Nations use two different types of currency to denominate transactions occurring within their borders: fiat money and commodity money. Fiat money derives its value from the fact that everyone agrees it is worth something, while commodity money derives its value from the fact that the government ties each unit of currency to a certain amount of a commodity with its own intrinsic value. A commodity money system enjoys various advantages that a fiat system does not.
Seigniorage is the practice of printing new money specifically for the sake of using it to purchase goods and services. While seigniorage allows governments to quickly enact public policy and build infrastructure, it also lowers the value of the currency already in the economy. The real effect of seigniorage is essentially the same as that of a tax, as it forcibly reallocates resources. Used sparingly, seigniorage can be useful, with negligible negative effects to an economy. When used heavily, though, seigniorage can destroy the value of a nation's currency. In a commodity money system, seignorage is impossible because the government cannot simply create the commodity that backs the currency.
Neither a fiat or commodity monetary system can keep the value of money from changing. However, economists tend to view deflation (appreciation of currency value) as being even more harmful to an economy than inflation (depreciation of currency value). This is because deflation gives incentive for people to save their money, while inflation gives incentive for people to save or invest their money. For this reason, governments on a fiat system tend to target a trend of general inflation by continually printing extra money.
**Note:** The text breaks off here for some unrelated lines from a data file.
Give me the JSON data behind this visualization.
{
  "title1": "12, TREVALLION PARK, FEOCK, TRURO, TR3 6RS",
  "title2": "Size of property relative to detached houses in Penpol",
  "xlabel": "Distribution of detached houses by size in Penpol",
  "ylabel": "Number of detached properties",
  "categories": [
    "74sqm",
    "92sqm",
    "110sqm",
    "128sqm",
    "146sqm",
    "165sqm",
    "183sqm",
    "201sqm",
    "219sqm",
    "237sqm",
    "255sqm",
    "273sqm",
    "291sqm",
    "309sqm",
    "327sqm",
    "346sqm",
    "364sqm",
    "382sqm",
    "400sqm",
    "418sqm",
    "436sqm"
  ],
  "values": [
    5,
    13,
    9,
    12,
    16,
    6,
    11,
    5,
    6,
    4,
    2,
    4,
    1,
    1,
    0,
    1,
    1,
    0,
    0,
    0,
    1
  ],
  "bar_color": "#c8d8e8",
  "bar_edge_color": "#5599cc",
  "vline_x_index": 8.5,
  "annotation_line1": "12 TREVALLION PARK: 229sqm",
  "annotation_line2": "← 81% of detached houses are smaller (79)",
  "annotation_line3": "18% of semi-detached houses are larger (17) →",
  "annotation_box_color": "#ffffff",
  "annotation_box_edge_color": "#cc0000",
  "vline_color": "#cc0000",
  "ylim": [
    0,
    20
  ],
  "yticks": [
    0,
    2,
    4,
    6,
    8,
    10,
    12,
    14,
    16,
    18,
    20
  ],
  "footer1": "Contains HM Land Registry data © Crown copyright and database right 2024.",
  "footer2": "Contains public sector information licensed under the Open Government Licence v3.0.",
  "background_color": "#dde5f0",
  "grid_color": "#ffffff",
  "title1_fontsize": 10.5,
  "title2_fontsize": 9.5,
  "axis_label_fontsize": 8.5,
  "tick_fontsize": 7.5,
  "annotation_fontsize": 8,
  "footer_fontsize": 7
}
Commodity systems often result in deflation because the supply of the commodity that backs the currency tends to grow more slowly than the economy as a whole. While such deflation can be harmful to economies in other ways, it is beneficial to those who save their money, as they can see their wealth increase with no effort or risk on their part.
When a government uses a fiat currency, the value of that currency comes from the amount in circulation and from the faith that people have in the government. However, if the government becomes unstable or falls, the value of that currency can evaporate. If that nation uses commodity money, even if the government becomes unstable or falls, the value of the currency remains.
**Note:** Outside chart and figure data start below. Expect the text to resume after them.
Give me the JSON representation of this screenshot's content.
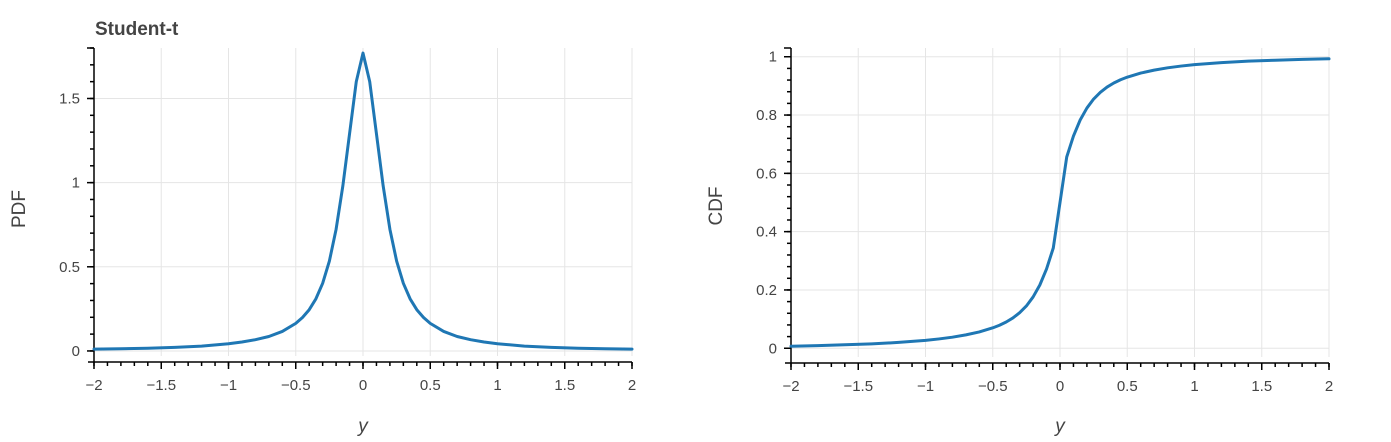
{
  "chart_data": [
    {
      "type": "line",
      "title": "Student-t",
      "xlabel": "y",
      "ylabel": "PDF",
      "xlim": [
        -2,
        2
      ],
      "ylim": [
        -0.03,
        1.8
      ],
      "x_ticks": [
        -2,
        -1.5,
        -1,
        -0.5,
        0,
        0.5,
        1,
        1.5,
        2
      ],
      "x_tick_labels": [
        "−2",
        "−1.5",
        "−1",
        "−0.5",
        "0",
        "0.5",
        "1",
        "1.5",
        "2"
      ],
      "y_ticks": [
        0,
        0.5,
        1,
        1.5
      ],
      "y_tick_labels": [
        "0",
        "0.5",
        "1",
        "1.5"
      ],
      "grid": true,
      "series": [
        {
          "color": "#1f77b4",
          "x": [
            -2,
            -1.8,
            -1.6,
            -1.4,
            -1.2,
            -1.0,
            -0.9,
            -0.8,
            -0.7,
            -0.6,
            -0.5,
            -0.45,
            -0.4,
            -0.35,
            -0.3,
            -0.25,
            -0.2,
            -0.15,
            -0.1,
            -0.05,
            0,
            0.05,
            0.1,
            0.15,
            0.2,
            0.25,
            0.3,
            0.35,
            0.4,
            0.45,
            0.5,
            0.6,
            0.7,
            0.8,
            0.9,
            1.0,
            1.2,
            1.4,
            1.6,
            1.8,
            2
          ],
          "y": [
            0.011,
            0.013,
            0.016,
            0.021,
            0.029,
            0.043,
            0.053,
            0.067,
            0.086,
            0.116,
            0.164,
            0.199,
            0.245,
            0.31,
            0.402,
            0.534,
            0.723,
            0.98,
            1.29,
            1.6,
            1.77,
            1.6,
            1.29,
            0.98,
            0.723,
            0.534,
            0.402,
            0.31,
            0.245,
            0.199,
            0.164,
            0.116,
            0.086,
            0.067,
            0.053,
            0.043,
            0.029,
            0.021,
            0.016,
            0.013,
            0.011
          ]
        }
      ]
    },
    {
      "type": "line",
      "title": "",
      "xlabel": "y",
      "ylabel": "CDF",
      "xlim": [
        -2,
        2
      ],
      "ylim": [
        -0.03,
        1.03
      ],
      "x_ticks": [
        -2,
        -1.5,
        -1,
        -0.5,
        0,
        0.5,
        1,
        1.5,
        2
      ],
      "x_tick_labels": [
        "−2",
        "−1.5",
        "−1",
        "−0.5",
        "0",
        "0.5",
        "1",
        "1.5",
        "2"
      ],
      "y_ticks": [
        0,
        0.2,
        0.4,
        0.6,
        0.8,
        1
      ],
      "y_tick_labels": [
        "0",
        "0.2",
        "0.4",
        "0.6",
        "0.8",
        "1"
      ],
      "grid": true,
      "series": [
        {
          "color": "#1f77b4",
          "x": [
            -2,
            -1.8,
            -1.6,
            -1.4,
            -1.2,
            -1.0,
            -0.9,
            -0.8,
            -0.7,
            -0.6,
            -0.5,
            -0.45,
            -0.4,
            -0.35,
            -0.3,
            -0.25,
            -0.2,
            -0.15,
            -0.1,
            -0.05,
            0,
            0.05,
            0.1,
            0.15,
            0.2,
            0.25,
            0.3,
            0.35,
            0.4,
            0.45,
            0.5,
            0.6,
            0.7,
            0.8,
            0.9,
            1.0,
            1.2,
            1.4,
            1.6,
            1.8,
            2
          ],
          "y": [
            0.007,
            0.009,
            0.012,
            0.015,
            0.02,
            0.027,
            0.032,
            0.038,
            0.046,
            0.056,
            0.07,
            0.079,
            0.09,
            0.104,
            0.122,
            0.145,
            0.176,
            0.217,
            0.272,
            0.344,
            0.5,
            0.656,
            0.728,
            0.783,
            0.824,
            0.855,
            0.878,
            0.896,
            0.91,
            0.921,
            0.93,
            0.944,
            0.954,
            0.962,
            0.968,
            0.973,
            0.98,
            0.985,
            0.988,
            0.991,
            0.993
          ]
        }
      ]
    }
  ]
}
A common misconception about having a commodity money system is that it results in a constant value for currency. In reality, though, the value of commodity money is no more stable than the value of the commodity that denominates it. Prices always fluctuate, resulting in fluctuations in the value of commodity money. Another misconception is that the general trend of inflation found in fiat systems will always destroy an economy. In reality, as long as inflation occurs at low, stable levels, the gradual loss of currency value is something that an economy can easily account for.